Come dawn they’d know everything there was to know about this Ghost Walker woman.
But it was still a long time until dawn, and he had a ninth house to visit.
He had talked to neighbors, trying to build up a picture of the victims’ last few days, but they were city people. City people kept to themselves. It wasn’t like even fifteen years ago when everyone knew everyone else’s business. Now the doors closed, and what went on behind them was anyone’s guess. Door-to-door inquiries were a waste of time. Even if they had seen something, people pretended temporary blindness. There was no sense of civic duty anymore. There wasn’t even a milkman doing a daily delivery anymore. Everything had become so anonymous.

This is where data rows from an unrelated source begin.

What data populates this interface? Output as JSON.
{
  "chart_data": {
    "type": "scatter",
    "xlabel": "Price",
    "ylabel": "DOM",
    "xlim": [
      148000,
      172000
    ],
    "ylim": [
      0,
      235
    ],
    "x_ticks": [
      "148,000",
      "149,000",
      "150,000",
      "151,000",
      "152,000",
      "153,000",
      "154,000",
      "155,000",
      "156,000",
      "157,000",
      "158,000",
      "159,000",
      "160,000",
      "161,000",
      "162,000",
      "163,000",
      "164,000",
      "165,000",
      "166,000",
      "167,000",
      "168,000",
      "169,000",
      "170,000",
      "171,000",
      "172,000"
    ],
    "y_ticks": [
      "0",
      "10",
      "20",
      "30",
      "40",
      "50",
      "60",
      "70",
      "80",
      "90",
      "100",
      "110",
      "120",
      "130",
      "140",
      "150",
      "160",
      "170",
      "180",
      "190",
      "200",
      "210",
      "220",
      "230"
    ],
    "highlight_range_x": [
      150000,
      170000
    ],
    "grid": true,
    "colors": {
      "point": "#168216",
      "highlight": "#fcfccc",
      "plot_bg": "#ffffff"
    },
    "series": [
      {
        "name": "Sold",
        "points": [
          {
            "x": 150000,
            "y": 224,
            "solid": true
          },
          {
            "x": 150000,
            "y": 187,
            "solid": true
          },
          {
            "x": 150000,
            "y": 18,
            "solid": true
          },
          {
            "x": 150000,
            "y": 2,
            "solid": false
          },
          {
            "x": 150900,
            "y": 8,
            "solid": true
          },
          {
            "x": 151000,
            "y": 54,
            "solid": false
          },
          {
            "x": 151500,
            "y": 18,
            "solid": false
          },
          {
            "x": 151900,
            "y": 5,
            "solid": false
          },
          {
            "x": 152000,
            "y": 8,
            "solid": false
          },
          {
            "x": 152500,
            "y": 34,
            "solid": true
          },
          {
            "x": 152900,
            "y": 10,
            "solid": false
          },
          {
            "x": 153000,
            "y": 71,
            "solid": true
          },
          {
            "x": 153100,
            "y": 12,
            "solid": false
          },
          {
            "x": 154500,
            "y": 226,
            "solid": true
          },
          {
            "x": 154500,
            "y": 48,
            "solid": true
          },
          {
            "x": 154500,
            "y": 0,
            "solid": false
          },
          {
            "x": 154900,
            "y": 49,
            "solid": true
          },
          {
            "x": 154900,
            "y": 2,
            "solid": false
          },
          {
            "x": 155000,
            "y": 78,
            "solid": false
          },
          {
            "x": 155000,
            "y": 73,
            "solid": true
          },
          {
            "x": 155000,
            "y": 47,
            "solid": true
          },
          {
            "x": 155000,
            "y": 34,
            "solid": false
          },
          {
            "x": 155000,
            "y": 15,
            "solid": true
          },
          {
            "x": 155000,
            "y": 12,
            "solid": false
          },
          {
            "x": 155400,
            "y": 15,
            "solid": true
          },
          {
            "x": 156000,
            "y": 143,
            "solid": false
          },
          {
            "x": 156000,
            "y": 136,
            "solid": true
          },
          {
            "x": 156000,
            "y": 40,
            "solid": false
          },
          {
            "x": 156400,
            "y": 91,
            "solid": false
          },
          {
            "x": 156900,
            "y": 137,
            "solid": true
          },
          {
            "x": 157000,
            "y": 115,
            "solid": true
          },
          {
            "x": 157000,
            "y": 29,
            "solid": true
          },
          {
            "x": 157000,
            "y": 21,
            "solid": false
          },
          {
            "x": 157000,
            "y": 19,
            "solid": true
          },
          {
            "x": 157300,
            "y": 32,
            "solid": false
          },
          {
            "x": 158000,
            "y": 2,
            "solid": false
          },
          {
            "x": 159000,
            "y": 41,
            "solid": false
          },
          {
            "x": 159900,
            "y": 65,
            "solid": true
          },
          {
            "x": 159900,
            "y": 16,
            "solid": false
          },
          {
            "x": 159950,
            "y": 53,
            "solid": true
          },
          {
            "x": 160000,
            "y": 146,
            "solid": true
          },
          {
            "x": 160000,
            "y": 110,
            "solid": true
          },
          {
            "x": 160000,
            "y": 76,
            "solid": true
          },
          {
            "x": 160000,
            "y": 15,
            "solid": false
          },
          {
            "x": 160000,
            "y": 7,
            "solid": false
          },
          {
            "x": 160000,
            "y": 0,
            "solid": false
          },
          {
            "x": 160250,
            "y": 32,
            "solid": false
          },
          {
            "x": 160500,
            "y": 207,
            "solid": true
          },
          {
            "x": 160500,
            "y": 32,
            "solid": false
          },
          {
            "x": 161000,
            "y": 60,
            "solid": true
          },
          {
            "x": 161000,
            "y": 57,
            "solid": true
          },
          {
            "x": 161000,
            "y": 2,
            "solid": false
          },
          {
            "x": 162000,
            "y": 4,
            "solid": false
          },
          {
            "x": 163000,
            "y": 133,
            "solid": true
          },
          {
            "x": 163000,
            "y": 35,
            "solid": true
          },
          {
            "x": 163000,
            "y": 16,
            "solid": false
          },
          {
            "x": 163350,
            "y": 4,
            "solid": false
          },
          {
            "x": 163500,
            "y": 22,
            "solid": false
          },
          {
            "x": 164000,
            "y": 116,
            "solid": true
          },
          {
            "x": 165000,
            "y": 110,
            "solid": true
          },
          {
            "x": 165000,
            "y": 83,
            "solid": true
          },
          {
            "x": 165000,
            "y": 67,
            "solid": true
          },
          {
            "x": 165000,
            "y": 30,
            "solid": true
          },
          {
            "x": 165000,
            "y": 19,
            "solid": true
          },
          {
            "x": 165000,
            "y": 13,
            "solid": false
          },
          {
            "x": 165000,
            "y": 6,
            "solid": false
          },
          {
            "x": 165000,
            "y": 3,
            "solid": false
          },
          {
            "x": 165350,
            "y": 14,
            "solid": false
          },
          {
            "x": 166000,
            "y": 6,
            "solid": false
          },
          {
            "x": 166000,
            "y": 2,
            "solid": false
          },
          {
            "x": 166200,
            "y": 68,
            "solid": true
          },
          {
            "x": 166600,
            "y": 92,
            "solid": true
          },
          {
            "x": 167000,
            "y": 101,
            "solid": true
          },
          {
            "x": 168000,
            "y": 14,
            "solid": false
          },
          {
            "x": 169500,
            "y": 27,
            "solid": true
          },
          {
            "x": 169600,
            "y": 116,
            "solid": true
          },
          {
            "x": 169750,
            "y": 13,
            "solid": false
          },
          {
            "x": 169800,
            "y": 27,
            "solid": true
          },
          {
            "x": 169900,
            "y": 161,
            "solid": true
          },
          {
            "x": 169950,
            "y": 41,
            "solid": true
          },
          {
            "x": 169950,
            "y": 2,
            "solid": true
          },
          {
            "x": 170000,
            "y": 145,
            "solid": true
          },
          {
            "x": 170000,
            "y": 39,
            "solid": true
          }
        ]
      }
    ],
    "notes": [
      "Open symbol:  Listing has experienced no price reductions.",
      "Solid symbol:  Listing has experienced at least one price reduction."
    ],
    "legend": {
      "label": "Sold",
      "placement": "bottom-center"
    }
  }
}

Ronan Frost walked down the street. He pulled his jacket closer. The night was cold on his skin. It didn’t feel like spring had finally arrived. It felt like winter had killed any trace of warmth. Cars lined the side of the road, parked bumper to bumper. There were no expensive sports cars in the long snake of Fords, Fiats, Mazdas and Citroens. These were all functional vehicles. None of them were new. This was a part of the city where a new car came in a poor second to feeding the family.
Most of the houses had alarm boxes up above the doors. It was a good bet that more than half of them were dummies. It was that kind of place.
He looked for a twitching curtain, a Neighborhood Watch sticker in a window, anything that would suggest a nosy neighbor who might just have seen something out of the ordinary. But the curtains were drawn and the lights dimmed. People didn’t look out into the street because they knew what was good for them. Frost walked down the middle of the road, breathing in the city smell. He could almost taste the danger pheromones in the back of his throat. This place had more in common with the Belfast of his early 20s than just the graffiti.